US 12,068,059 B2
Methods for building genomic networks and uses thereof
Vikram Khurana, Cambridge, MA (US); Chee Yeun Chung, Cambridge, MA (US); Susan Lindquist, Brookline, MA (US); Bonnie A. Berger, Newtonville, MA (US); Ernest Fraenkel, Newton, MA (US); and Jian Peng, Champaign, IL (US)
Assigned to Whitehead Institute for Biomedical Research, Cambridge, MA (US); and Massachusetts Institute of Technology, Cambridge, MA (US)
Appl. No. 16/481,061
Filed by Whitehead Institute for Biomedical Research, Cambridge, MA (US); and Massachusetts Institute of Technology, Cambridge, MA (US)
PCT Filed Jan. 25, 2018, PCT No. PCT/US2018/015331
§ 371(c)(1), (2) Date Jul. 25, 2019,
PCT Pub. No. WO2018/140657, PCT Pub. Date Aug. 2, 2018.
Claims priority of provisional application 62/450,540, filed on Jan. 25, 2017.
Prior Publication US 2020/0265917 A1, Aug. 20, 2020
Int. Cl. G01N 33/48 (2006.01); C12Q 1/02 (2006.01); G01N 33/50 (2006.01); G16B 5/00 (2019.01); G16B 25/00 (2019.01); G16B 30/10 (2019.01)
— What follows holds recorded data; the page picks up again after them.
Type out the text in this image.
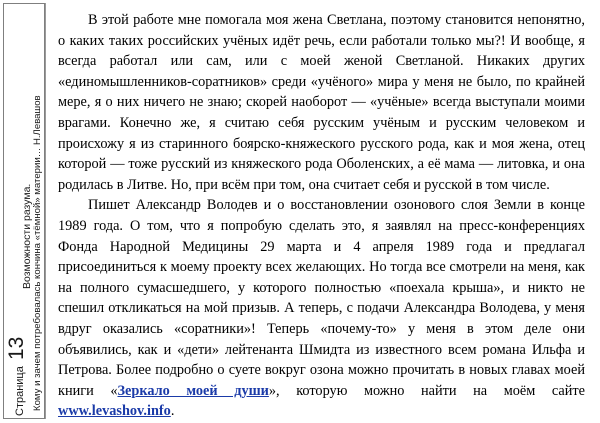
Страница
13
Возможности разума. Кому и зачем потребовалась кончина «тёмной» материи… Н.Левашов

В этой работе мне помогала моя жена Светлана, поэтому становится непонятно, о каких таких российских учёных идёт речь, если работали только мы?! И вообще, я всегда работал или сам, или с моей женой Светланой. Никаких других «единомышленников-соратников» среди «учёного» мира у меня не было, по крайней мере, я о них ничего не знаю; скорей наоборот — «учёные» всегда выступали моими врагами. Конечно же, я считаю себя русским учёным и русским человеком и происхожу я из старинного боярско-княжеского русского рода, как и моя жена, отец которой — тоже русский из княжеского рода Оболенских, а её мама — литовка, и она родилась в Литве. Но, при всём при том, она считает себя и русской в том числе.

Пишет Александр Володев и о восстановлении озонового слоя Земли в конце 1989 года. О том, что я попробую сделать это, я заявлял на пресс-конференциях Фонда Народной Медицины 29 марта и 4 апреля 1989 года и предлагал присоединиться к моему проекту всех желающих. Но тогда все смотрели на меня, как на полного сумасшедшего, у которого полностью «поехала крыша», и никто не спешил откликаться на мой призыв. А теперь, с подачи Александра Володева, у меня вдруг оказались «соратники»! Теперь «почему-то» у меня в этом деле они объявились, как и «дети» лейтенанта Шмидта из известного всем романа Ильфа и Петрова. Более подробно о суете вокруг озона можно прочитать в новых главах моей книги «Зеркало моей души», которую можно найти на моём сайте www.levashov.info.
CPC G16B 5/00 (2019.02) [C12Q 1/025 (2013.01); G01N 33/5058 (2013.01); G16B 25/00 (2019.02); G16B 30/10 (2019.02); G01N 2500/10 (2013.01)] 20 Claims
 
1. A computer-implemented method of modeling a physiologic or pathologic process of an animal to identify a druggable target, comprising:
(a) providing a set of candidate yeast genes identified in a genome-wide screen of yeast genes in a yeast analogue of the physiologic or pathologic process of the animal;
(b) providing interactions between yeast genes comprising the candidate yeast genes of step (a);
(c) providing interactions between genes of the animal;
(d) determining a set of genes of the animal homologous to the set of candidate yeast genes;
(e) creating a model of the physiologic or pathologic process in the animal by augmenting interactions between the set of genes of the animal obtained in step (d) with gene interactions based on the interactions between yeast genes of step (b) homologous to the set of genes of the animal;
(f) identifying one or more gene or protein nodes of the model created in step (e) as a druggable target, and
(g) generating a cell having altered expression of the gene node identified as a druggable target or altered activity of a gene product of the gene node identified as a druggable tart,
wherein step (e), and optionally one or both of steps (b) and (c), comprises utilizing a computer system comprising one or more processors programmed to execute one or more computer-executable instructions which causes the computer system to perform the Prize-Collecting Steiner Forest (PCSF) algorithm to connect gene or protein nodes through genetic interactions, physical interactions and annotated pathways from one or more curated databases while minimizing costs to obtain a network, wherein the network is a representative network obtained by varying algorithm parameters to generate multiple networks and creating a representative network from the multiple networks with a maximum spanning tree algorithm.